Learning to code is like learning a language: It helps to have a native explain things. For coders who are self-taught, an expert isn't always near at hand. So a 20-year-old programmer built a tool that would allow people to annotate one another's code a la Rap Genius, with far more flexibility than code-commenting usually allows.
It's called Kurikku—Japanese for "click"—and it's Chris Bui's first project. While the whole "Rap Genius for code" tagline seemed like a solid idea, as a freelance developer it put him in a tough position: How would he know if this experiment deserved more of his time, which could be spent earning cash? To find out, he turned to Hacker News for feedback. Here's what he learned.

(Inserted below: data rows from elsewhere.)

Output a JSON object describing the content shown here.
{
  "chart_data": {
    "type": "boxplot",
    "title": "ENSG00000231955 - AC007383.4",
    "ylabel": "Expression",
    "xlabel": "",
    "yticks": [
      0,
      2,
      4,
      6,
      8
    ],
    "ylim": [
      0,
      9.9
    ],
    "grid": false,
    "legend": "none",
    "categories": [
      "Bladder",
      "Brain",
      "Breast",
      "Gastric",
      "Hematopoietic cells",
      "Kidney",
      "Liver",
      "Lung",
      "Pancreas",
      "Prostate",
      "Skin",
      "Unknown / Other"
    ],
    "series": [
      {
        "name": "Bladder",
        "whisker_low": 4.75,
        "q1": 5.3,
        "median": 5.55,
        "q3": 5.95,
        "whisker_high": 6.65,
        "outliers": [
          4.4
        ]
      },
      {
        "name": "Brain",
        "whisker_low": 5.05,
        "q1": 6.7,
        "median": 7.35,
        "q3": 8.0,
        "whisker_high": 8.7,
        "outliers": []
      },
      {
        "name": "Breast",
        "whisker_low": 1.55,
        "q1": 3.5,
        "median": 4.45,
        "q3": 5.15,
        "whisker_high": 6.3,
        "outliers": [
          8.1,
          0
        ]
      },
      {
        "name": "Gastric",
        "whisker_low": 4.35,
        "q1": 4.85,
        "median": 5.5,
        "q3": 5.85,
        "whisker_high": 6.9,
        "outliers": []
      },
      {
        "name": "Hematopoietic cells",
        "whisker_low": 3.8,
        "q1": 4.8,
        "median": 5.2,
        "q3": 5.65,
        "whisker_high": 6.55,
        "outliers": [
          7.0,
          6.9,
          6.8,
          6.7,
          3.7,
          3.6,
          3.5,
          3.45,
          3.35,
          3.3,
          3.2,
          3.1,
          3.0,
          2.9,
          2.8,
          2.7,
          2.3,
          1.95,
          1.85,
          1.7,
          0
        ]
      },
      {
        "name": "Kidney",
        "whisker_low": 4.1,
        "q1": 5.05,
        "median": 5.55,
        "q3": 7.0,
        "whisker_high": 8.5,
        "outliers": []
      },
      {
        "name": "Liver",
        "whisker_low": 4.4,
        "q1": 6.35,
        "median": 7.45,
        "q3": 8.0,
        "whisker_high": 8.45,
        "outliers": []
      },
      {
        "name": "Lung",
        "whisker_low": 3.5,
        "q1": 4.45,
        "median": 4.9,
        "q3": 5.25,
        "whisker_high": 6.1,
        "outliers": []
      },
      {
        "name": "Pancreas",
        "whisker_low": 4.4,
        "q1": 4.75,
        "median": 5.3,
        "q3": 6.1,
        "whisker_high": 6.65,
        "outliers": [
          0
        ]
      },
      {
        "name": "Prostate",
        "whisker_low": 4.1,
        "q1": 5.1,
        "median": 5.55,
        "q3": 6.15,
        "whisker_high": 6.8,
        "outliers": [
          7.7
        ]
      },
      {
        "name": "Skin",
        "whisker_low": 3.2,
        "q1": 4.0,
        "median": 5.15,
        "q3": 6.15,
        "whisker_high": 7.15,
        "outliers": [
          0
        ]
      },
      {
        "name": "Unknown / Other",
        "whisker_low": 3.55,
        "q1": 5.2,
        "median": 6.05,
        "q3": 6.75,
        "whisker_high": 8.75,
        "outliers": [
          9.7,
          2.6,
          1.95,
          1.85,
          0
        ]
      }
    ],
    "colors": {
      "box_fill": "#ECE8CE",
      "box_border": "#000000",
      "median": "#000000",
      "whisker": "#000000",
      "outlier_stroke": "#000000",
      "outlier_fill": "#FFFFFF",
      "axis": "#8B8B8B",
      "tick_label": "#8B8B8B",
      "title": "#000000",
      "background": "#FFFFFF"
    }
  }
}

Like a lot of programmers, Bui thinks school is a waste of time that could be spent hacking away on a real-world project. To stay motivated, he blogs about industry topics. Last month, he wrote about improving your programming game through code review. The problem, he says, is that students and solo developers have trouble getting senior programmers to review their code. So he decided to build a code review site.
Impatience led Bui to "launch" Kurikku a little over three weeks after starting it. He felt that he was building too many features without knowing whether the public would want or use them. Once he got to a workable (if minimal) viable product he submitted the project to HN. With a little luck and a clickable headline, it shot up the New Posts list.

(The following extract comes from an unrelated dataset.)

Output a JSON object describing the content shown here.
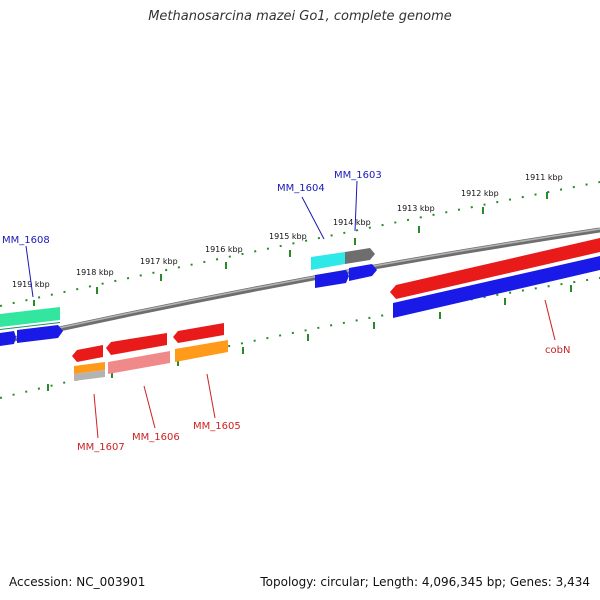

"I knew the post would either hit the top of Hacker News or just die," Bui says. "I think because I timed it so well that it hit the top. I posted right before the Super Bowl ended, a bit unintentionally, when the new page was slow so my post would be up near the top for as long as possible. And I had a title that would catch the HN community's attention 'Kurikku—Rap Genius For Code'."

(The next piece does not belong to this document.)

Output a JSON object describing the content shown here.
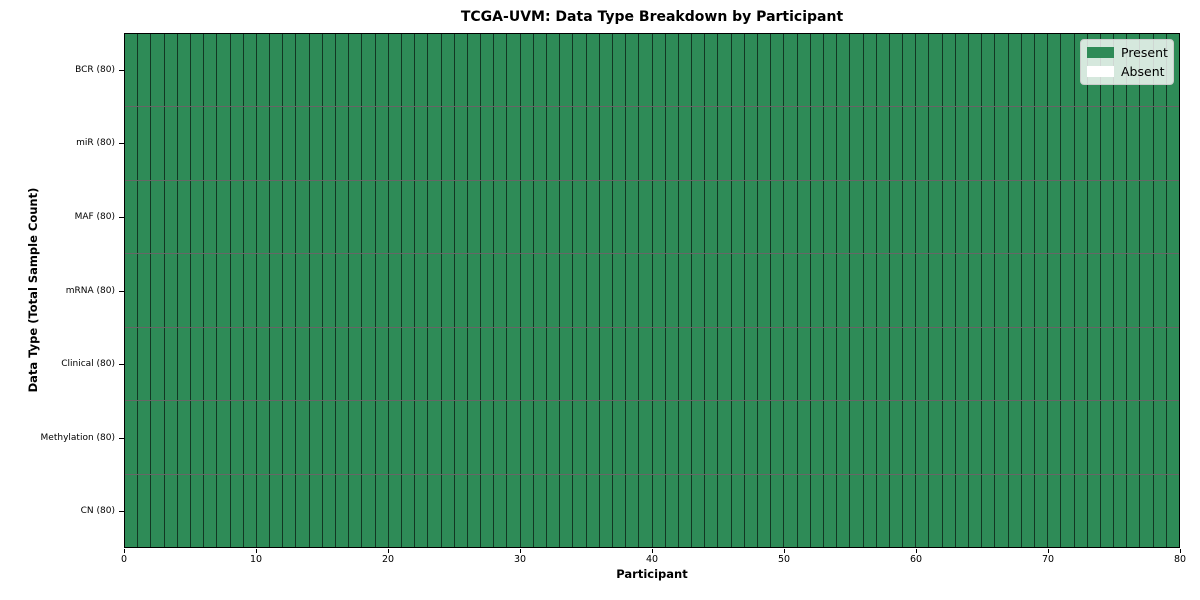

The Hacker News Kurikku post did hit the top of New. Today, it’s run up the third page of HN’s Top Stories, topping out at 91. The post’s 76 comments run the gamut from delighted to curious: Is he going to integrate Kurikku with GitHub? He says yes. Every comment—even the negative ones—have been helpful, from fonts looking bad in some browsers to unintuitive color choices for code commentary.
"Some people didn't see the point of it. Which to me was a good sign that I was onto something because [cofounder of Y Combinator] Paul Graham always said that if people dismissed your idea as a toy then it means it could've been overlooked," Bui said.
Bui’s best advice for young project heads: Launch as fast as possible and leave out unnecessary features.
"I didn't have pagination or user profiles. I just launched it," Bui said. "I even had a vulnerability that people found in the comments. I had to patch that as fast as possible."
Were he to do it again, he would have kept every user's email address—even the folks who quit early on. Once Kurikku introduces more features and its community begins thriving, Bui would then send out emails to draw early users back in.
Two weekends—that's how long he spent building the tool, and that’s all it takes to get an overwhelming response, Bui says. He’ll continue walking the walk over the current semester, expecting to work 40 hours per week on school and 40 hours per week on Kurikku, but also admits that with the newfound response he's getting, school is becoming less and less a part of the equation.